The move would also shorten the trip that Sheriff's Office personnel must make to transport prisoners back and forth to court. The main detention center is in East Knox County on Maloneyville Road. Some prisoners, however, remain at the City County Building.
Busler said the move would allow the school system to consolidate all its administrative and support properties into one site. It would negate Jacobs' proposed easement deal to move to the TVA Tower East starting next year.
In addition to county offices, Busler's idea affects the criminal and civil courts, judges, the Register of Deeds Office, the Trustee's Office, the Knox County Sheriff's Office, inmates held in the lower jail levels, and dozens of city of Knoxville offices, to name some of the many.
He concedes it could take up to eight or 10 years to complete.
The commissioner suggests the City County Building, overlooking Fort Loudoun Lake, could go back on the tax rolls for private purchase. That's assuming everyone including the city and the District Attorney General's Office moved out as well.
He said consolidating school and county offices would put other county properties back on the tax rolls.
It would, however, take Knoxville Center and its related big-box stores off the rolls.
He thinks consolidating government offices at the old mall would boost commercial development in the surrounding area. Businesses would want to locate near the old mall, he said.
"If we just leave it set right there, we're going to have a depressed area," he said.
Busler said he hasn't had time to talk with Jacobs about his idea.
The mayor, however, was doubtful.
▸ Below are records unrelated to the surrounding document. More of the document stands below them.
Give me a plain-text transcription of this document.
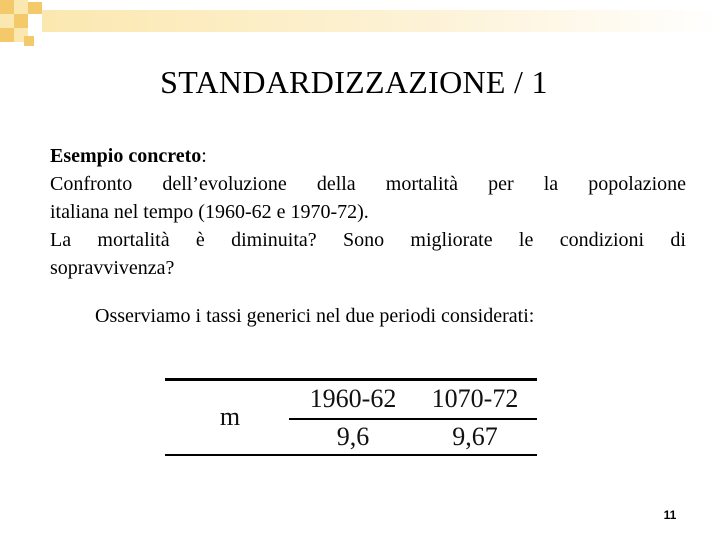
STANDARDIZZAZIONE / 1

Esempio concreto:

Confronto dell’evoluzione della mortalità per la popolazione

italiana nel tempo (1960-62 e 1970-72).

La mortalità è diminuita? Sono migliorate le condizioni di

sopravvivenza?

Osserviamo i tassi generici nel due periodi considerati:
m
1960-62	1070-72
9,6	9,67
11
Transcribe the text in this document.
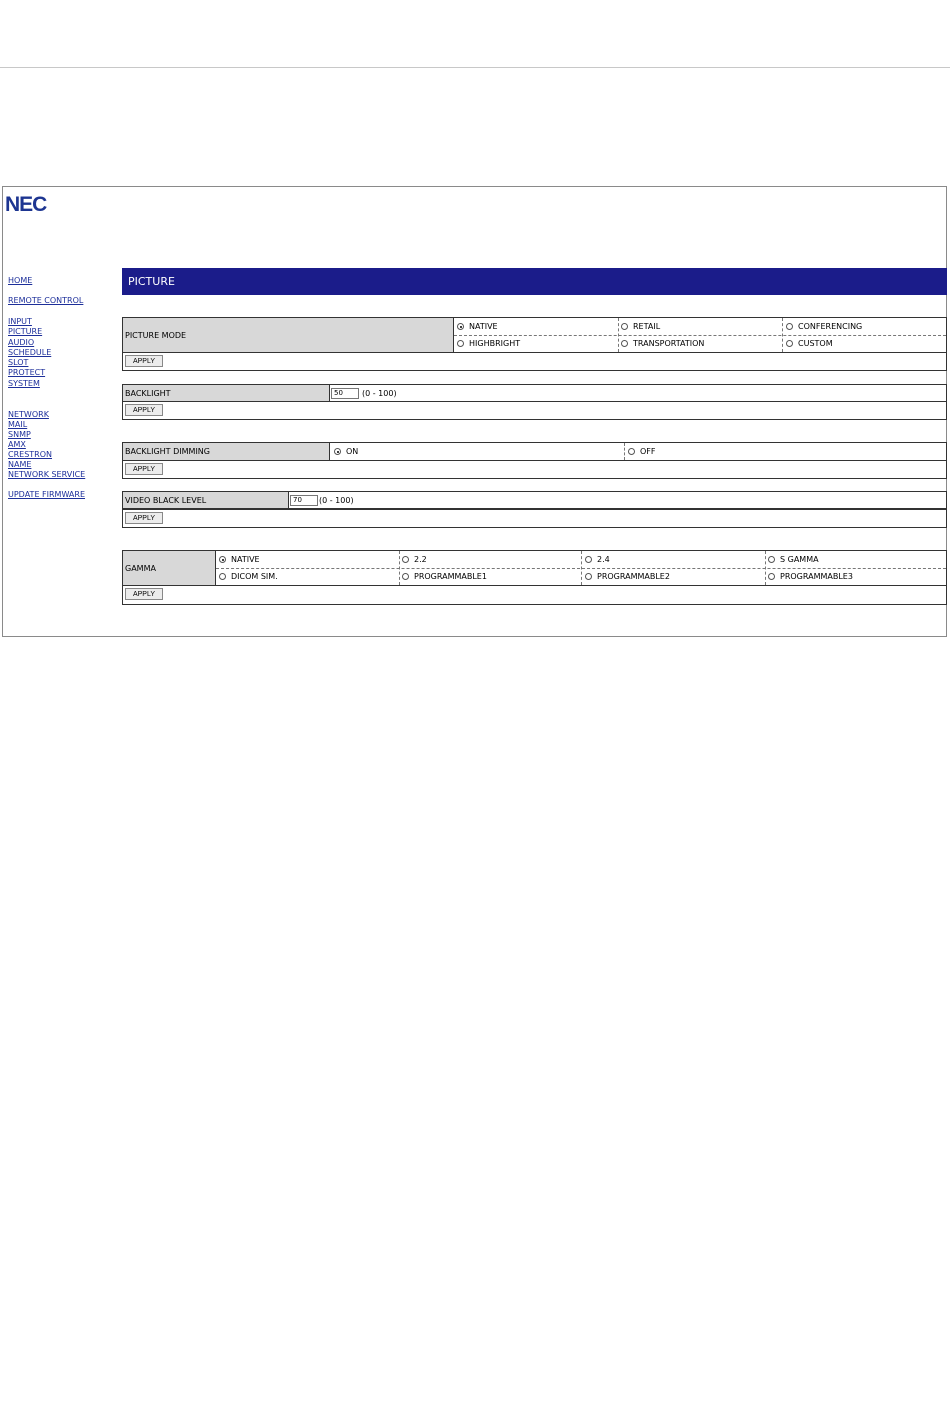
NEC
HOME
REMOTE CONTROL
INPUT
PICTURE
AUDIO
SCHEDULE
SLOT
PROTECT
SYSTEM
NETWORK
MAIL
SNMP
AMX
CRESTRON
NAME
NETWORK SERVICE
UPDATE FIRMWARE
PICTURE
PICTURE MODE
NATIVE	RETAIL	CONFERENCING
HIGHBRIGHT	TRANSPORTATION	CUSTOM
APPLY
BACKLIGHT	50	(0 - 100)
APPLY
BACKLIGHT DIMMING	ON	OFF
APPLY
VIDEO BLACK LEVEL	70	(0 - 100)
APPLY
GAMMA
NATIVE	2.2	2.4	S GAMMA
DICOM SIM.	PROGRAMMABLE1	PROGRAMMABLE2	PROGRAMMABLE3
APPLY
It took two years to finalize a proposed move of Knox County Schools' administrative offices to the TVA tower, he said. Putting together the kind of deal Busler is proposing would likely take much longer, he said.
The mayor also said officials can't overlook the fact that the city would have to move out of the City County Building as well. That itself raises multiple questions, assuming the city would even be agreeable, he said.